Harry sat up, hating to lose Kayla’s arm at the back of his neck. Hating it a lot, but feeling he had to do it, had to sit up, try and look a little less wimpy.

“I saw that on TV,” Kayla said. “Some people see them, some don’t.”

“You seen that on TV, did you?” Joey said. “Where’s that? The Sissy Channel?”

7

“Cut from ear to ear?” Kayla asked.

Harry nodded.

“Wow,” she said.

They were sitting on Harry’s porch, day after the night of the big event. Joey was not around. Harry was glad of that today. He didn’t need reinforcements for this.

“Thanks for pretending to believe me,” he said.

“You’re welcome…. Wait a minute. I’m not pretending.”

“Really?”

“I believe you believe it.”

“Then you don’t believe me? Which is it, Kayla?”

“I don’t think you’re lying to me, but I think you might have dreamed it, fainted from the heat, hit your head, dreamed it.
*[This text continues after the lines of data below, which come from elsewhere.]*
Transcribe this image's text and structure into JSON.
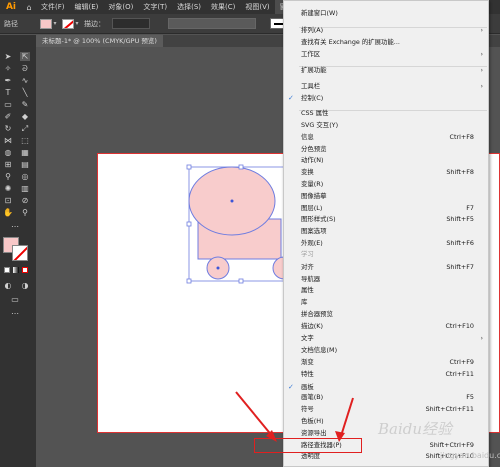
{
  "menubar": {
    "logo": "Ai",
    "items": [
      "文件(F)",
      "编辑(E)",
      "对象(O)",
      "文字(T)",
      "选择(S)",
      "效果(C)",
      "视图(V)",
      "窗口(W)"
    ]
  },
  "controlbar": {
    "label": "路径",
    "stroke_label": "描边："
  },
  "document": {
    "tab": "未标题-1* @ 100% (CMYK/GPU 预览)"
  },
  "window_menu": {
    "items": [
      {
        "label": "新建窗口(W)"
      },
      {
        "label": "排列(A)",
        "submenu": true
      },
      {
        "label": "查找有关 Exchange 的扩展功能..."
      },
      {
        "label": "工作区",
        "submenu": true
      },
      {
        "label": "扩展功能",
        "submenu": true
      },
      {
        "label": "工具栏",
        "submenu": true
      },
      {
        "label": "控制(C)",
        "checked": true
      },
      {
        "label": "CSS 属性"
      },
      {
        "label": "SVG 交互(Y)"
      },
      {
        "label": "信息",
        "shortcut": "Ctrl+F8"
      },
      {
        "label": "分色预览"
      },
      {
        "label": "动作(N)"
      },
      {
        "label": "变换",
        "shortcut": "Shift+F8"
      },
      {
        "label": "变量(R)"
      },
      {
        "label": "图像描摹"
      },
      {
        "label": "图层(L)",
        "shortcut": "F7"
      },
      {
        "label": "图形样式(S)",
        "shortcut": "Shift+F5"
      },
      {
        "label": "图案选项"
      },
      {
        "label": "外观(E)",
        "shortcut": "Shift+F6"
      },
      {
        "label": "学习",
        "disabled": true
      },
      {
        "label": "对齐",
        "shortcut": "Shift+F7"
      },
      {
        "label": "导航器"
      },
      {
        "label": "属性"
      },
      {
        "label": "库"
      },
      {
        "label": "拼合器预览"
      },
      {
        "label": "描边(K)",
        "shortcut": "Ctrl+F10"
      },
      {
        "label": "文字",
        "submenu": true
      },
      {
        "label": "文档信息(M)"
      },
      {
        "label": "渐变",
        "shortcut": "Ctrl+F9"
      },
      {
        "label": "特性",
        "shortcut": "Ctrl+F11"
      },
      {
        "label": "画板",
        "checked": true
      },
      {
        "label": "画笔(B)",
        "shortcut": "F5"
      },
      {
        "label": "符号",
        "shortcut": "Shift+Ctrl+F11"
      },
      {
        "label": "色板(H)"
      },
      {
        "label": "资源导出"
      },
      {
        "label": "路径查找器(P)",
        "shortcut": "Shift+Ctrl+F9"
      },
      {
        "label": "透明度",
        "shortcut": "Shift+Ctrl+F10"
      }
    ]
  },
  "watermark": {
    "brand": "Baidu经验",
    "url": "jingyan.baidu.com"
  },
  "colors": {
    "shape_fill": "#f8cccc",
    "shape_stroke": "#6f7de0",
    "highlight": "#e02020",
    "check": "#3a7bd5"
  }
}
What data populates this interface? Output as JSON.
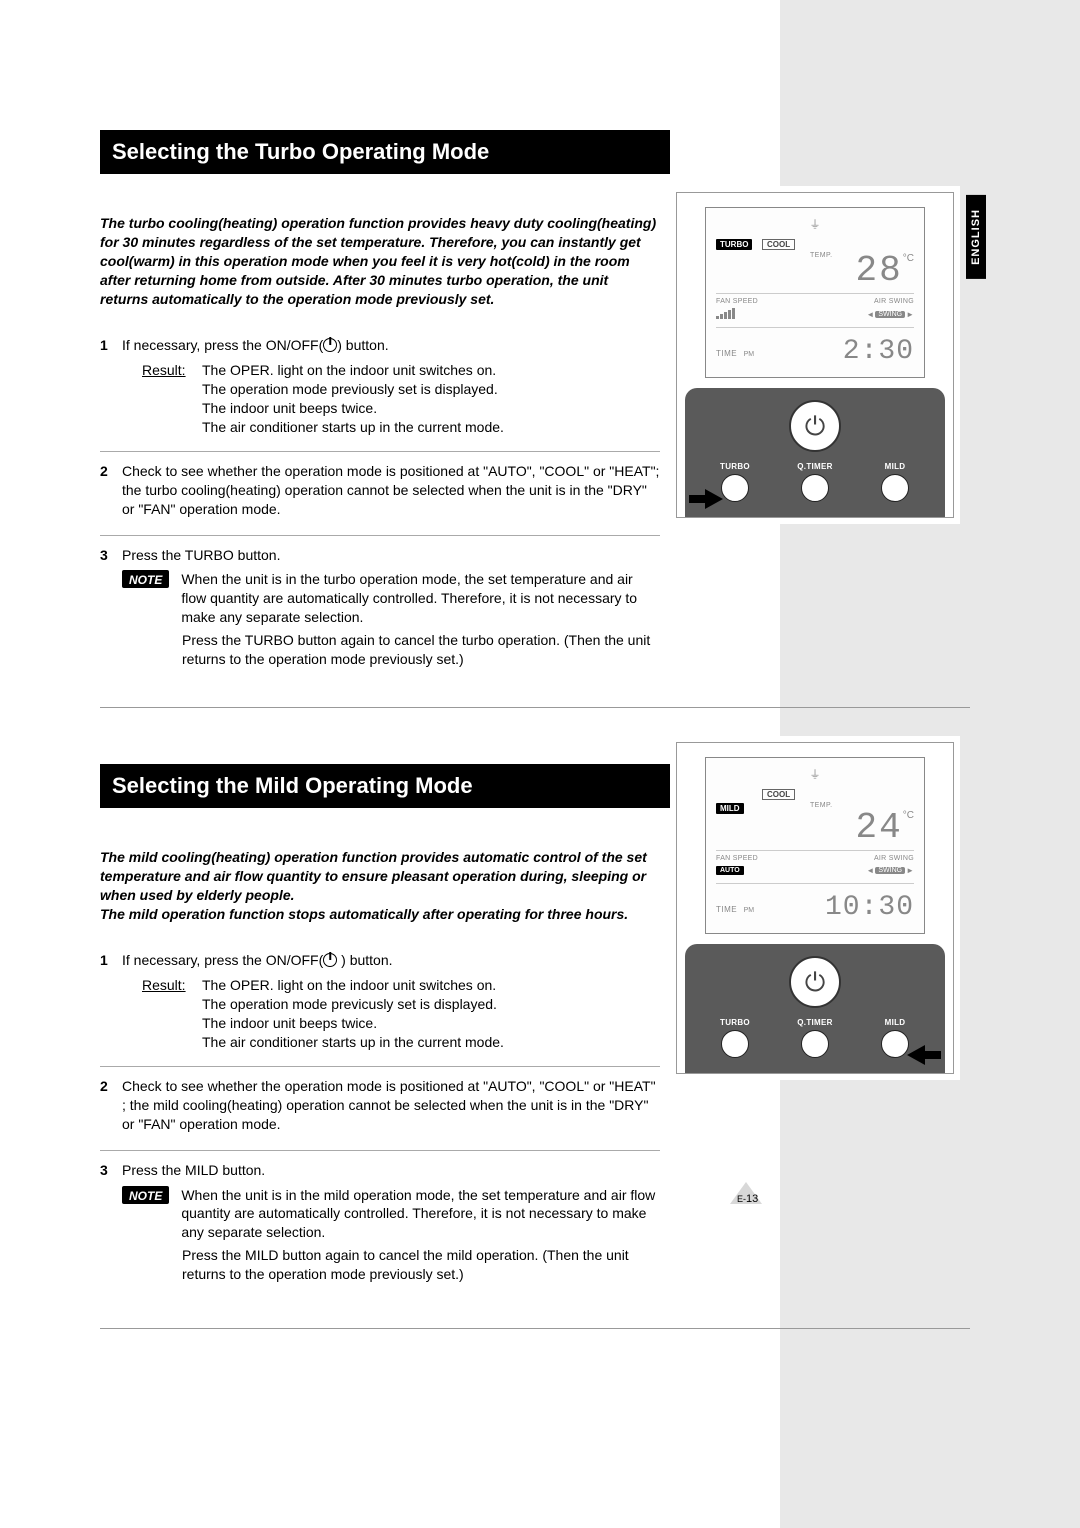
{
  "language_tag": "ENGLISH",
  "page_prefix": "E-",
  "page_number": "13",
  "sections": [
    {
      "heading": "Selecting the Turbo Operating Mode",
      "intro": "The turbo cooling(heating) operation function provides heavy duty cooling(heating) for 30 minutes regardless of the set temperature. Therefore, you can instantly get cool(warm) in this operation mode when you feel it is very hot(cold) in the room after returning home from outside. After 30 minutes turbo operation, the unit returns automatically to the operation mode previously set.",
      "steps": [
        {
          "num": "1",
          "main_pre": "If necessary, press the ON/OFF(",
          "main_post": ") button.",
          "result_label": "Result:",
          "result": "The OPER. light on the indoor unit switches on.\nThe operation mode previously set is displayed.\nThe indoor unit beeps twice.\nThe air conditioner starts up in the current mode."
        },
        {
          "num": "2",
          "main": "Check to see whether the operation mode is positioned at \"AUTO\", \"COOL\" or \"HEAT\"; the turbo cooling(heating) operation cannot be selected when the unit is in the \"DRY\" or \"FAN\" operation mode."
        },
        {
          "num": "3",
          "main": "Press the TURBO button.",
          "note_label": "NOTE",
          "note": "When the unit is in the turbo operation mode, the set temperature and air flow quantity are automatically controlled. Therefore, it is not necessary to make any separate selection.",
          "after": "Press the TURBO button again to cancel the turbo operation. (Then the unit returns to the operation mode previously set.)"
        }
      ],
      "remote": {
        "badge_left": "TURBO",
        "badge_right": "COOL",
        "temp_label": "TEMP.",
        "temp_value": "28",
        "temp_unit": "°C",
        "fan_label": "FAN SPEED",
        "swing_label": "AIR SWING",
        "swing_box": "SWING",
        "time_label": "TIME",
        "time_ampm": "PM",
        "time_value": "2:30",
        "btn1": "TURBO",
        "btn2": "Q.TIMER",
        "btn3": "MILD",
        "arrow_side": "left"
      }
    },
    {
      "heading": "Selecting the Mild Operating Mode",
      "intro": "The mild cooling(heating) operation function provides automatic control of the set temperature and air flow quantity to ensure pleasant operation during, sleeping or when used by elderly people.\nThe mild operation function stops automatically after operating for three hours.",
      "steps": [
        {
          "num": "1",
          "main_pre": "If necessary, press the ON/OFF(",
          "main_post": " ) button.",
          "result_label": "Result:",
          "result": "The OPER. light on the indoor unit switches on.\nThe operation mode previcusly set is displayed.\nThe indoor unit beeps twice.\nThe air conditioner starts up in the current mode."
        },
        {
          "num": "2",
          "main": "Check to see whether the operation mode is positioned at \"AUTO\", \"COOL\" or \"HEAT\" ; the mild cooling(heating) operation cannot be selected when the unit is in the \"DRY\" or \"FAN\" operation mode."
        },
        {
          "num": "3",
          "main": "Press the MILD button.",
          "note_label": "NOTE",
          "note": "When the unit is in the mild operation mode, the set temperature and air flow quantity are automatically controlled. Therefore, it is not necessary to make any separate selection.",
          "after": "Press the MILD button again to cancel the mild operation. (Then the unit returns to the operation mode previously set.)"
        }
      ],
      "remote": {
        "badge_left": "MILD",
        "badge_right": "COOL",
        "temp_label": "TEMP.",
        "temp_value": "24",
        "temp_unit": "°C",
        "fan_label": "FAN SPEED",
        "swing_label": "AIR SWING",
        "auto_text": "AUTO",
        "swing_box": "SWING",
        "time_label": "TIME",
        "time_ampm": "PM",
        "time_value": "10:30",
        "btn1": "TURBO",
        "btn2": "Q.TIMER",
        "btn3": "MILD",
        "arrow_side": "right"
      }
    }
  ]
}
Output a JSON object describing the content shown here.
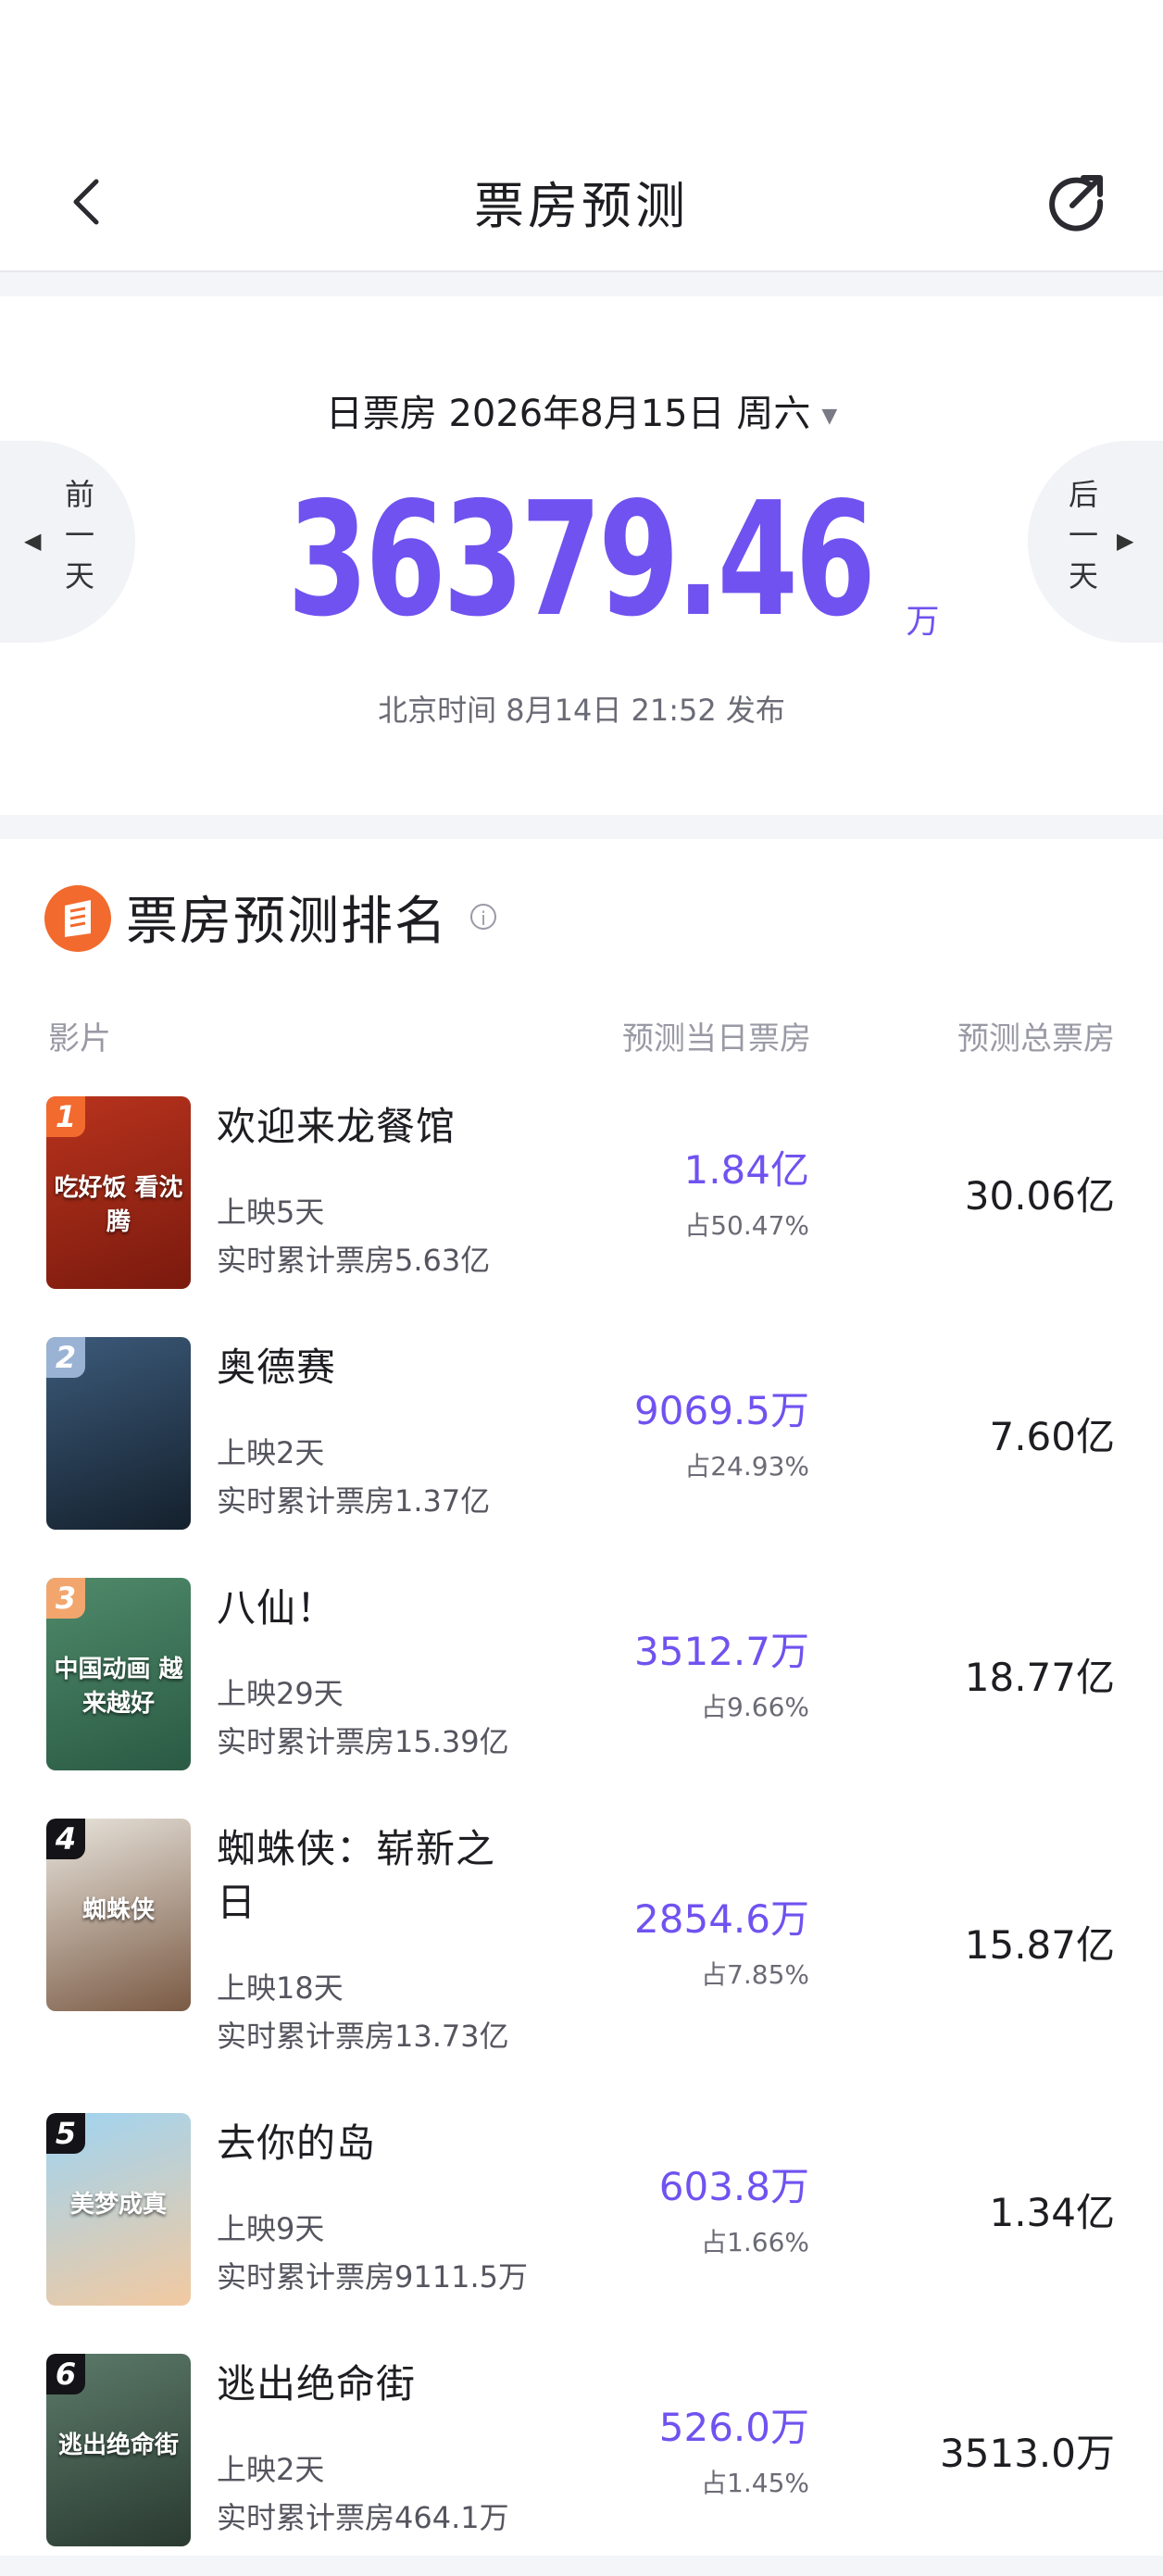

We didn’t see anything.”

“I thought you saw on TV how one person could see it and another couldn’t. Saw it on the Sissy Channel.”

She laughed and punched his arm. Hard. It really hurt. He rubbed it.

“Sorry,” she said.

“You never know your own strength…. But you don’t believe I saw a ghost?”

“It’s just hard to accept.”

“You went to see a ghost.”

“Sure. It was fun. But I didn’t really expect to. I just wanted to go because you were going.”

“Really?”

“Really. I believe you saw something. Even if you dreamed it. You wouldn’t lie to me about something like that. Would you?”

“Nope. You’d beat me up.”

“Seriously.”

“Seriously, you’d beat me up.”

“I would. But seriously. You wouldn’t, would you, Harry?”

“Never.”

“I didn’t think so. Did you tell your parents?”

“No,” Harry said, shaking his head. “I couldn’t tell them where I was—you know.”